J’aime aussi les inclure dans les défilés de mode auxquels je participe, pour montrer leur polyvalence et la valeur qu’elles donne à chaque tenue vestimentaire. C’est le genre de blouse qui vous sort à tout moment du problème « que dois-je mettre aujourd’hui ». Une blouse, une jupe noire et vous avez la tenue parfaite.
Quels matériaux utilisez-vous ? Où vous approvisionnez-vous ? Existe-t-il aujourd’hui un artisanat roumain capable de soutenir une initiative telle que celle que vous proposez ?
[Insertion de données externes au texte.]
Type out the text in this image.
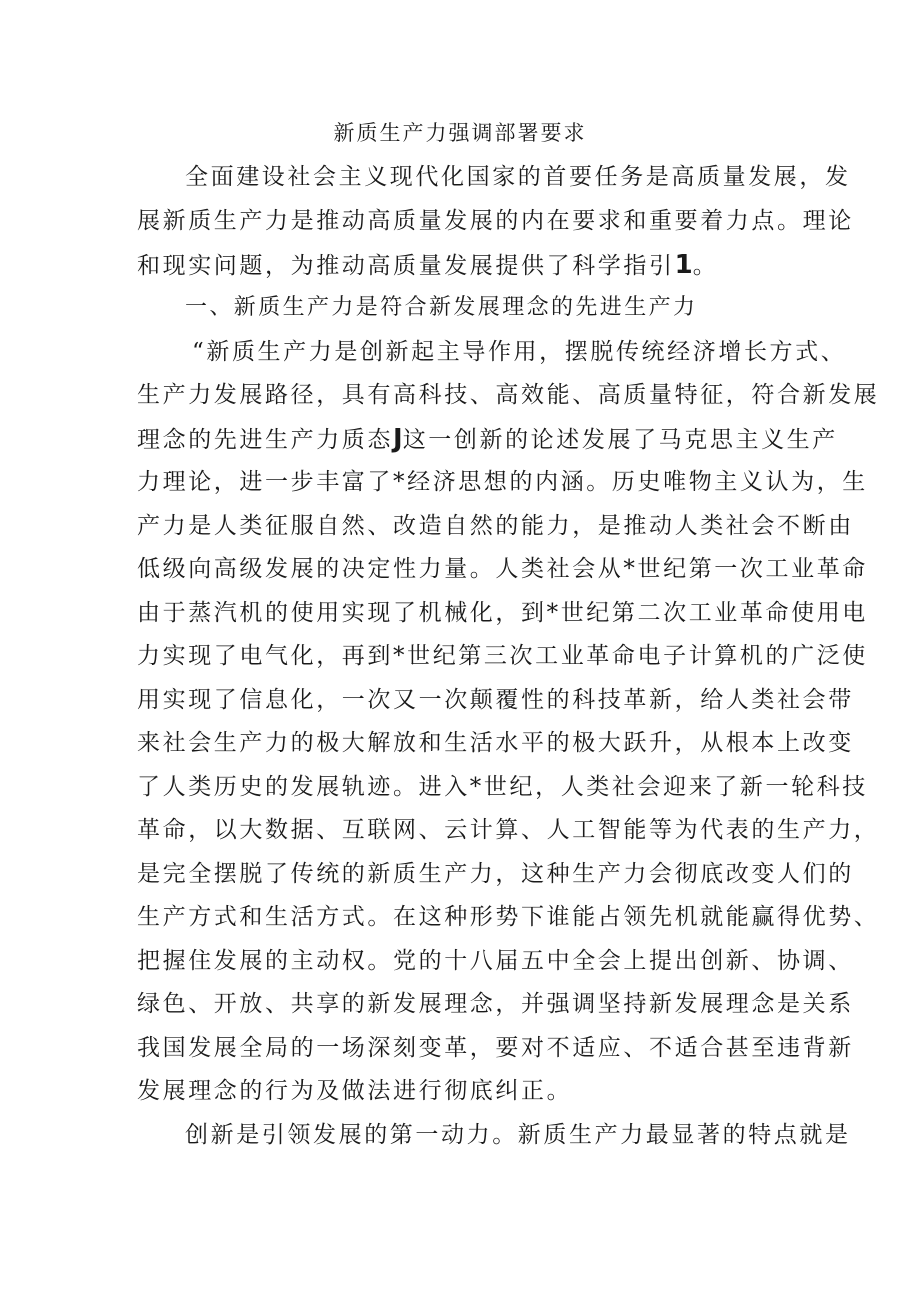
新质生产力强调部署要求
全面建设社会主义现代化国家的首要任务是高质量发展，发
展新质生产力是推动高质量发展的内在要求和重要着力点。理论
和现实问题，为推动高质量发展提供了科学指引1。
一、新质生产力是符合新发展理念的先进生产力
“新质生产力是创新起主导作用，摆脱传统经济增长方式、
生产力发展路径，具有高科技、高效能、高质量特征，符合新发展
理念的先进生产力质态J这一创新的论述发展了马克思主义生产
力理论，进一步丰富了*经济思想的内涵。历史唯物主义认为，生
产力是人类征服自然、改造自然的能力，是推动人类社会不断由
低级向高级发展的决定性力量。人类社会从*世纪第一次工业革命
由于蒸汽机的使用实现了机械化，到*世纪第二次工业革命使用电
力实现了电气化，再到*世纪第三次工业革命电子计算机的广泛使
用实现了信息化，一次又一次颠覆性的科技革新，给人类社会带
来社会生产力的极大解放和生活水平的极大跃升，从根本上改变
了人类历史的发展轨迹。进入*世纪，人类社会迎来了新一轮科技
革命，以大数据、互联网、云计算、人工智能等为代表的生产力，
是完全摆脱了传统的新质生产力，这种生产力会彻底改变人们的
生产方式和生活方式。在这种形势下谁能占领先机就能赢得优势、
把握住发展的主动权。党的十八届五中全会上提出创新、协调、
绿色、开放、共享的新发展理念，并强调坚持新发展理念是关系
我国发展全局的一场深刻变革，要对不适应、不适合甚至违背新
发展理念的行为及做法进行彻底纠正。
创新是引领发展的第一动力。新质生产力最显著的特点就是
En 2014, lorsque j’ai ouvert la boutique et l’atelier, j’ai été confrontée au problème du manque du voile de coton, qui n’était plus disponible et, ne plus, ceui qui était sur le marché était de mauvaise qualité. Il ne s’agit pas d’un tissu ordinaire. Pour pouvoir coudre dessus, il faut que les points avant soient égales aux points arrière, car en broderie à la main, on compte les fils du tissu à chaque coup d’aiguille. C’est la seule façon d’obtenir un motif équilibré et symétrique. Pour obtenir une qualité optimale, j’ai donc trouvé un vieil échantillon de ce voile de coton et j’ai demandé à un tisserand près de Sibiu de le reproduire pour nous. Ils ont vraiment réussi et notre collaboration est fructueuse.
L’artisanat roumain semble avoir repris son élan ces dernières années, après de nombreuses années de déclin. Nous sommes plusieurs à travailler dans ce sens et nous semblons être sur la bonne voie. Tout ce que nous voulons, c’est que notre pays ne perde pas ses vraies valeurs, qu’il n’oublie pas ses racines.
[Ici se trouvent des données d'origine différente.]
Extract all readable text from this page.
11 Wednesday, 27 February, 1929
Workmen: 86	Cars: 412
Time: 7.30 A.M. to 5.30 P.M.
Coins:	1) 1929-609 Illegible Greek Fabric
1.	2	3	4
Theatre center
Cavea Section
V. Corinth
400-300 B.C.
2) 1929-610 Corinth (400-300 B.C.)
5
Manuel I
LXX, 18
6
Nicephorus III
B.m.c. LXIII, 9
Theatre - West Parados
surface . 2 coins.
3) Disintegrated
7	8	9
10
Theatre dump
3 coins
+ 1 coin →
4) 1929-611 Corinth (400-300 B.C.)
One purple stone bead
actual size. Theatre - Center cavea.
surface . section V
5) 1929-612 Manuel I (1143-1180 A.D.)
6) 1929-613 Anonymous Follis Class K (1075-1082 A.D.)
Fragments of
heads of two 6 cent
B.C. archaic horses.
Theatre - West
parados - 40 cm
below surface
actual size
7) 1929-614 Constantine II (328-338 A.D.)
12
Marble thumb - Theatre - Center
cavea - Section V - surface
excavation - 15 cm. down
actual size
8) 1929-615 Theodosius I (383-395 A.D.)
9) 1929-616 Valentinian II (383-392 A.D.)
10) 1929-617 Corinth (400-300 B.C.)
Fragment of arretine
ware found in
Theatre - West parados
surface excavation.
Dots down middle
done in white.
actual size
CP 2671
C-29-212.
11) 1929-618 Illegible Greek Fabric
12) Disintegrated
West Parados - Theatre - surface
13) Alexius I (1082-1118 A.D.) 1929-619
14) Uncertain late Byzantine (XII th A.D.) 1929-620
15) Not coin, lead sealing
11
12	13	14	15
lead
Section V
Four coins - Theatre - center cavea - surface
Quels sont vos liens avec le marché extérieur ? Comment souhaitez-vous vous affirmer dans ce créneau commercial ?
Je n’ai pas réussi à établir beaucoup de contacts sur le marché étranger. J’aimerais pourvoir y arriver. J’aimerais collaborer avec des magasins étrangers afin de pouvoir faire valoir nos produits à plus grande échelle. De même, les maisons de couture actuelles qui utilisent nos dessins, ce serait bien de travailler avec nous, et pas seulement de s’inspirer de notre travail sans en préciser la source.
J’ai cru comprendre que vous pouviez répondre à des demandes nationales et internationales. Que pouvez-vous nous dire à ce sujet ?
Grâce à notre boutique en ligne www.iibreaza.ro nous parvenons à vendre dans le monde entier. La plupart des acheteurs sont toujours des expatriés qui ont le mal du pays. J’aimerais également en faire la promotion auprès des étrangers, afin qu’ils puissent, eux aussi, profiter de la qualité et de l’unicité de notre travail.
Si vous deviez choisir un argument (ou plusieurs) pour promouvoir vos produits, quel serait-il ?
La qualité irréprochable, le rapport qualité-prix imbattable, l’énergie qu’ils apportent à celui qui les porte, la beauté et la noblesse que ces vêtements donnent à celui qui les porte, leur caractère unique. Chaque pièce est unique car elle est entièrement fabriquée à la main.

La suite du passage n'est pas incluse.